Śrīla Prabhupāda’s purport to this verse of Bhagavad-gītā gives a clear picture of the offensive class of men described therein. “People in general are not very intelligent, and due to their ignorance they are most attached to the fruitive activities recommended in the karma-kāṇḍa portions of the Vedas. They do not want anything more than sense gratificatory proposals for enjoying life in heaven, where wine and women are available and material opulence is very common. In the Vedas many sacrifices are recommended for elevation to the heavenly planets, especially the jyotiṣṭoma sacrifices. In fact, it is stated that anyone desiring elevation to heavenly planets must perform these sacrifices, and men with a poor fund of knowledge think that this is the whole purpose of Vedic wisdom. It is very difficult for such inexperienced persons to be situated in the determined action of Kṛṣṇa consciousness. As fools are attached to the flowers of poisonous trees without knowing the results of such attractions, similarly, unenlightened men are attracted by such heavenly opulence and the sense enjoyment thereof.

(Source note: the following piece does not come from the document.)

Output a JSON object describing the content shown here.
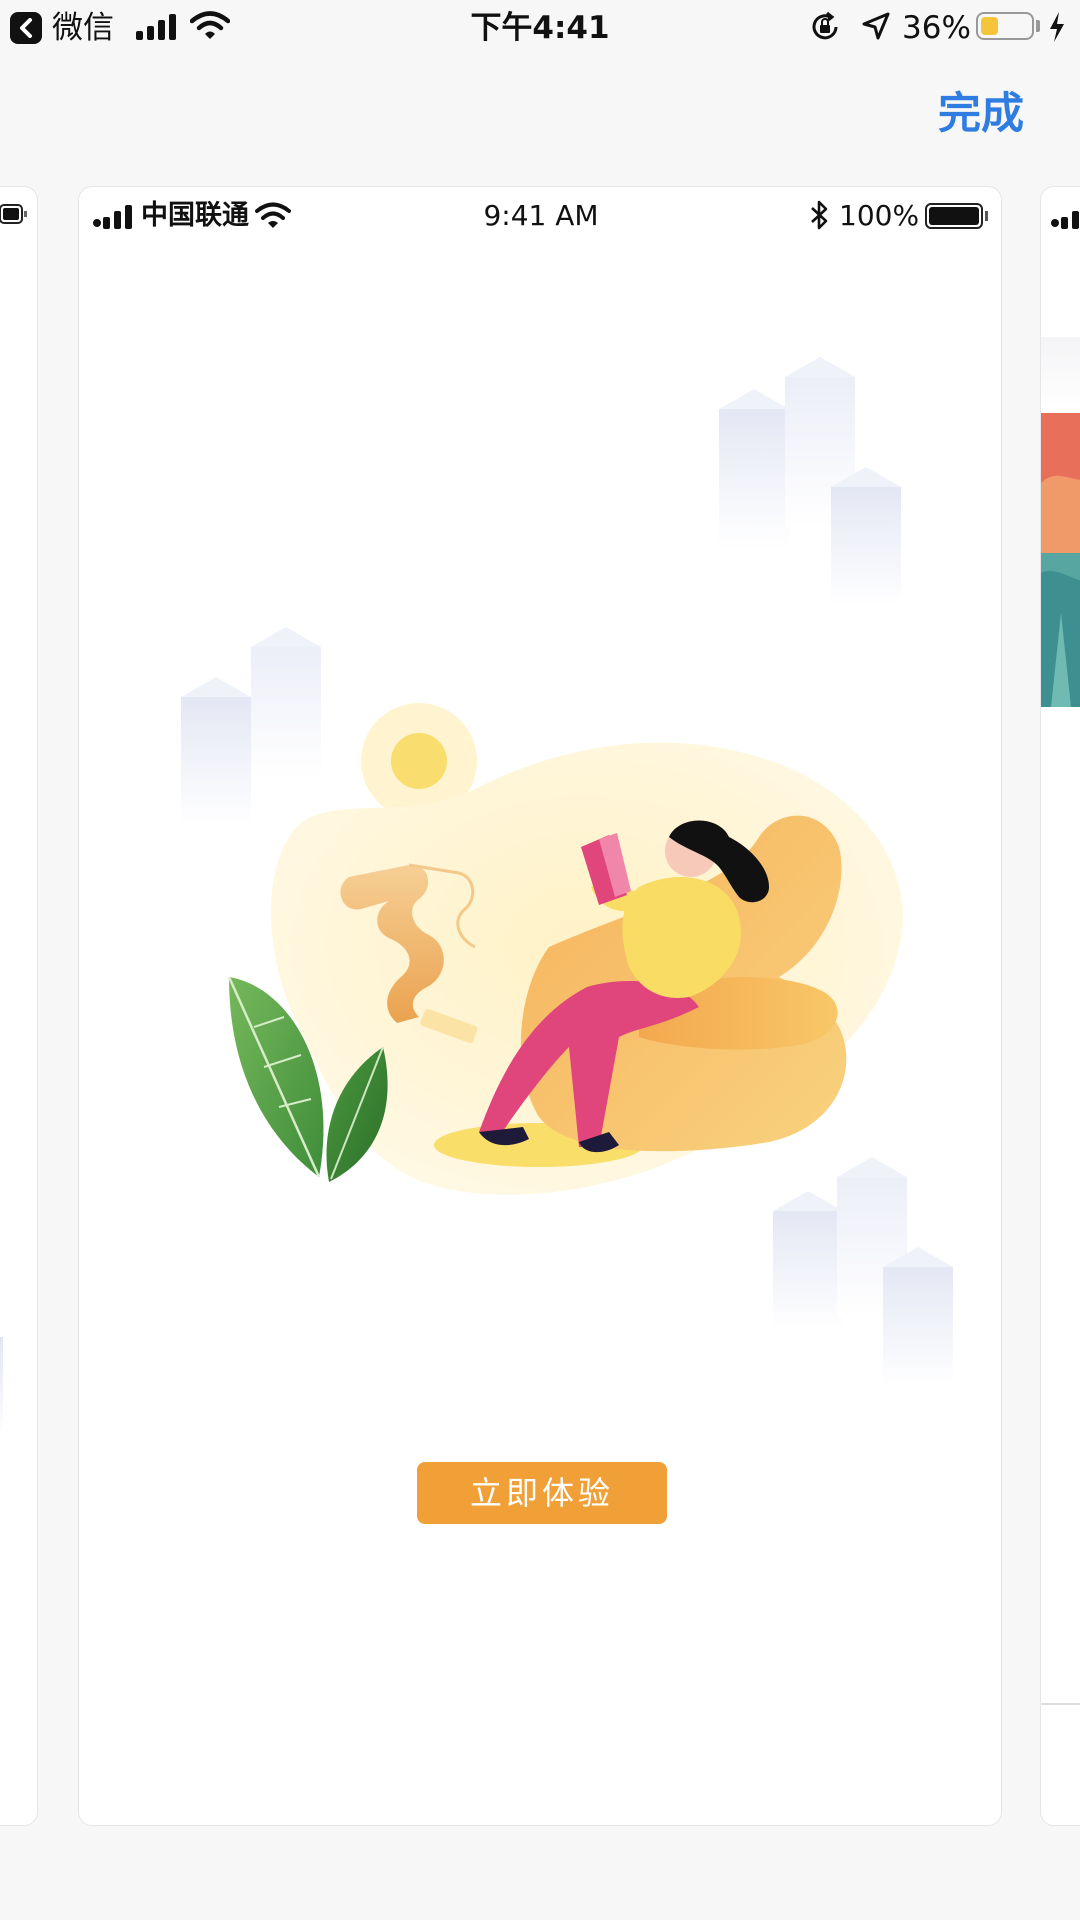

“In the karma-kāṇḍa sections of the Vedas it is said that those who perform the four monthly penances become eligible to drink the soma-rasa beverage to become immortal and happy forever. Even on this earth some are very eager to have soma-rasa to become strong and fit to enjoy sense gratification. Such persons have no faith in liberation from material bondage, and they are very much attached to the pompous ceremonies of Vedic sacrifices. They are generally sensual, and they do not want anything other than the heavenly pleasures of life. It is understood that there are gardens called Nandana-kānana, in which there is good opportunity for association with angelic, beautiful women and having a profuse supply of soma-rasa wine. Such bodily happiness is certainly sensual; therefore there are those who are purely attached to material, temporary happiness, as lords of the material world.”

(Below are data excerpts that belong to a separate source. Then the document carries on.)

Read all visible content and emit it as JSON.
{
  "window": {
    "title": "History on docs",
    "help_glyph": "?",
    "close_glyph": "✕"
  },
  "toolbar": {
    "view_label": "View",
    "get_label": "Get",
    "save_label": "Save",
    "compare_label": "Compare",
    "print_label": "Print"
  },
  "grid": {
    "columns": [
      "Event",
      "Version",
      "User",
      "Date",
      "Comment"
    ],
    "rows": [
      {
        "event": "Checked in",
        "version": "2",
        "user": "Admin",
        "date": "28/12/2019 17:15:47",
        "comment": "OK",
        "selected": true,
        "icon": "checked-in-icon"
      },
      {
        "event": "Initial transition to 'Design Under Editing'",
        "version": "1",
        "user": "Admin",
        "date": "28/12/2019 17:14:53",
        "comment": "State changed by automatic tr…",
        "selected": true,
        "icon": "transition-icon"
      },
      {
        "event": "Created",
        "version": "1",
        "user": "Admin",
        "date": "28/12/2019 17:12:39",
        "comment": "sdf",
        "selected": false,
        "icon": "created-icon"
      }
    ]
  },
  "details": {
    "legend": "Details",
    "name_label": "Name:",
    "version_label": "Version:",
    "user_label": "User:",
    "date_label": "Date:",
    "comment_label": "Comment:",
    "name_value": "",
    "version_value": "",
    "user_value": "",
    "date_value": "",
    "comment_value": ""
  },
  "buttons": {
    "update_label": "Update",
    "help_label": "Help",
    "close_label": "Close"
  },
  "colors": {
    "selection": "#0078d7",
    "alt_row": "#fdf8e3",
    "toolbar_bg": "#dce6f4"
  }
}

The significant point in this verse is that such bewildered materialists who have become attracted to the materialistic portions of the Vedas (muhyanty āmnāya-vādinaḥ) desire to ignore the supreme proprietorship of the Personality of Godhead, who is the supreme enjoyer (bhoktāraṁ yajña-tapasām). And at the same time they wish to preserve their exalted status as followers of the Vedic principles. Such duplicitous persons take shelter of materialistic philosophers, such as Jaimini, who deny the existence of God as a tangible principle (īśvarāsiddheḥ) and therefore recommend material fruitive activities as the highest knowable truth. Such so-called Vedic philosophers amount to little more than polished atheists and are therefore understood to be anīśvara-vādinaḥ, or those who preach against the supremacy of the Supreme Personality of Godhead. Although foolish materialistic followers of the varṇāśrama system desire to maintain their exalted status as Āryans, or twice-born men, and at the same time neglect the Personality of Godhead, it is clearly stated in the Bhāgavatam (11.5.3), sthānād bhraṣṭāḥ patanty adhaḥ: such persons inevitably fall from their position into a degraded condition of life. As confirmed in this verse by the word muhyanti, they fall into the darkness of ignorance. Sometimes such pompous persons even present themselves as gurus. However, Bhaktisiddhānta Sarasvatī Ṭhākura has pointed out that they are actually laghu, or flimsy, rather than guru, or heavy with Vedic knowledge. It is one’s ultimate duty to oneself (svārtha-gati) and to the Personality of Godhead to give up all materialistic activities characterized by karma and jñāna and surrender fully at the lotus feet of the Lord. Only the most unfortunate person will consider that there is a higher pleasure than ecstatic surrender at the lotus feet of Gokulānanda, the Personality of Godhead.